Illustration number eight is worthy of close study and imitation. This boy was looking at some object at a distance. In this position you should practice the movement. Test the movement here, and see if you can feel the action of the muscle of the forearm as it rests on the desk.
DEFINITION OF MOVEMENT
Muscular movement as applied to writing, is the movement of the muscles of the arm from the shoulder to the wrist, with the larger part of the arm below the elbow on the desk, the fingers not being held rigid, but remaining passive, and neither extended nor contracted in the formation of letters. In this movement the driving power is located above the elbow in the upper muscles of the arm.

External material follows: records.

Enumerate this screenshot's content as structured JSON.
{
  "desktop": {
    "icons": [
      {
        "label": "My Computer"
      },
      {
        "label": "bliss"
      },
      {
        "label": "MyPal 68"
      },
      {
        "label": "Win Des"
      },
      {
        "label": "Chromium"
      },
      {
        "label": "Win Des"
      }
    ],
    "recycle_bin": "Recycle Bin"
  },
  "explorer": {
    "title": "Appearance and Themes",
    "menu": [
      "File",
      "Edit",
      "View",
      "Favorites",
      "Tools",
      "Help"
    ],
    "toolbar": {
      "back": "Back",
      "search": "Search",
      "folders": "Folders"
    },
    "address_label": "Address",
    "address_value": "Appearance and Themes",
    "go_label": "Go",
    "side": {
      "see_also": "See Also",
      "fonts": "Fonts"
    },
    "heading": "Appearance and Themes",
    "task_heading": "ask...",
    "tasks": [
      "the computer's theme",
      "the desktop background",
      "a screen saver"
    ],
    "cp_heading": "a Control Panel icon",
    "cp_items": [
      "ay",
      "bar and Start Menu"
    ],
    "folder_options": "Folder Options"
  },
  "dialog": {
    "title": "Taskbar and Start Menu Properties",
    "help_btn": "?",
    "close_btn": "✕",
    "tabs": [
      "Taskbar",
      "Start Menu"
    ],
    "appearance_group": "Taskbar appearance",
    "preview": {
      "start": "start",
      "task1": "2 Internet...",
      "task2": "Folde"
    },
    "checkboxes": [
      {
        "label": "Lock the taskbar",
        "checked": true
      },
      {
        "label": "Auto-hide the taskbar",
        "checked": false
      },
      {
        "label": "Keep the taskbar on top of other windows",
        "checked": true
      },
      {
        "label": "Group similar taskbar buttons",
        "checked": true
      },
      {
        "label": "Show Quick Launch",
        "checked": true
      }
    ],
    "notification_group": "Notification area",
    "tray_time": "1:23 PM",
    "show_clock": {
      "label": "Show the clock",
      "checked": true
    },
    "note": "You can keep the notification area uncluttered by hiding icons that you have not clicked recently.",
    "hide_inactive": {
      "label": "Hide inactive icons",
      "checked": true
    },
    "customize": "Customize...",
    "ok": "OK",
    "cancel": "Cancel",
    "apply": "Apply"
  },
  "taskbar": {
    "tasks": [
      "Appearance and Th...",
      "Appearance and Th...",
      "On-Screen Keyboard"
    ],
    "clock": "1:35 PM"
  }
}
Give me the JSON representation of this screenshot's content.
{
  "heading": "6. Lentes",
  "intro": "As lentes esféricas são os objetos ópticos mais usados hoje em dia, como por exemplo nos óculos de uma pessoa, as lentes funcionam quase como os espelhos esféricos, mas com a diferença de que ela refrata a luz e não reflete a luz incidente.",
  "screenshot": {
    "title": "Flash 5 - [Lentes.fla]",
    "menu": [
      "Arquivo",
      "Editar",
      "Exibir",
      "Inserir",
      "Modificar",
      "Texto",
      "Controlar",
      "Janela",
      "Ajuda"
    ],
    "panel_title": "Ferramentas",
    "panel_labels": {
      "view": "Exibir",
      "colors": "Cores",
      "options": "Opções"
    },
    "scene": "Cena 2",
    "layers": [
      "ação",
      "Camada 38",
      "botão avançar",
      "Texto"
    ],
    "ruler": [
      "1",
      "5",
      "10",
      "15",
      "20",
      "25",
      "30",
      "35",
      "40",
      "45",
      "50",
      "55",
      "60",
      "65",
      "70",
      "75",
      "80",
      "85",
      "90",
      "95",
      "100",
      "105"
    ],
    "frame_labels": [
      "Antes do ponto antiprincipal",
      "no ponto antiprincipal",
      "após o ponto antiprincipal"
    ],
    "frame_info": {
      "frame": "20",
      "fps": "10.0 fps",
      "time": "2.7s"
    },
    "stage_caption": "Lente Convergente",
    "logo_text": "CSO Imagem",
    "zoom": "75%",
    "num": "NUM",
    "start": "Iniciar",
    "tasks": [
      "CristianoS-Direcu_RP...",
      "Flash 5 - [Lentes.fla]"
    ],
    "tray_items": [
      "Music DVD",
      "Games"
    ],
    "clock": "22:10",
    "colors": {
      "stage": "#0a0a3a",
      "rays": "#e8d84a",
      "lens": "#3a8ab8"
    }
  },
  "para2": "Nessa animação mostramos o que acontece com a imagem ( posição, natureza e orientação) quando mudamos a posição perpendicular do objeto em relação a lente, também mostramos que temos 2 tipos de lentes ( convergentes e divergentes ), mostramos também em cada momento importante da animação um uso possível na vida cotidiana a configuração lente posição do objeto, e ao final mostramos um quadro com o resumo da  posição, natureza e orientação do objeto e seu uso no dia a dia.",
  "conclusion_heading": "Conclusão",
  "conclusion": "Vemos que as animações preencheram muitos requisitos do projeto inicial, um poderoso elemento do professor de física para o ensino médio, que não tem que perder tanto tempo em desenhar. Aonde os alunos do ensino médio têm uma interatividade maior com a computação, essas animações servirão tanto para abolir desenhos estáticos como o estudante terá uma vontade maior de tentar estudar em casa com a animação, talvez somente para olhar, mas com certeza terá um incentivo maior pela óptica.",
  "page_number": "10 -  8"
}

Examine your right arm. Notice the increasing size from the wrist to the elbow. Note particularly the elasticity of the muscles. On the elasticity and development of those muscles depends your success in learning a good style of writing. (Reread this and make sure that you thoroughly understand what muscular movement means before going ahead, because your success depends upon it.)
HOW TO DEVELOP MUSCULAR ACTION
Place your arm on the desk and close the fingers of the right hand tightly. (Number nine.) See how far you can move the hand forward and backward without slipping the sleeve or without any motion of the wrist or fingers.
Can you move that hand through space a sufficient distance to make any capital? Could you make a capital through two or three lines of the paper, two or three times larger than necessary, without any action of the fingers?
To the Teacher: You should again examine your students on lesson one and also on this lesson.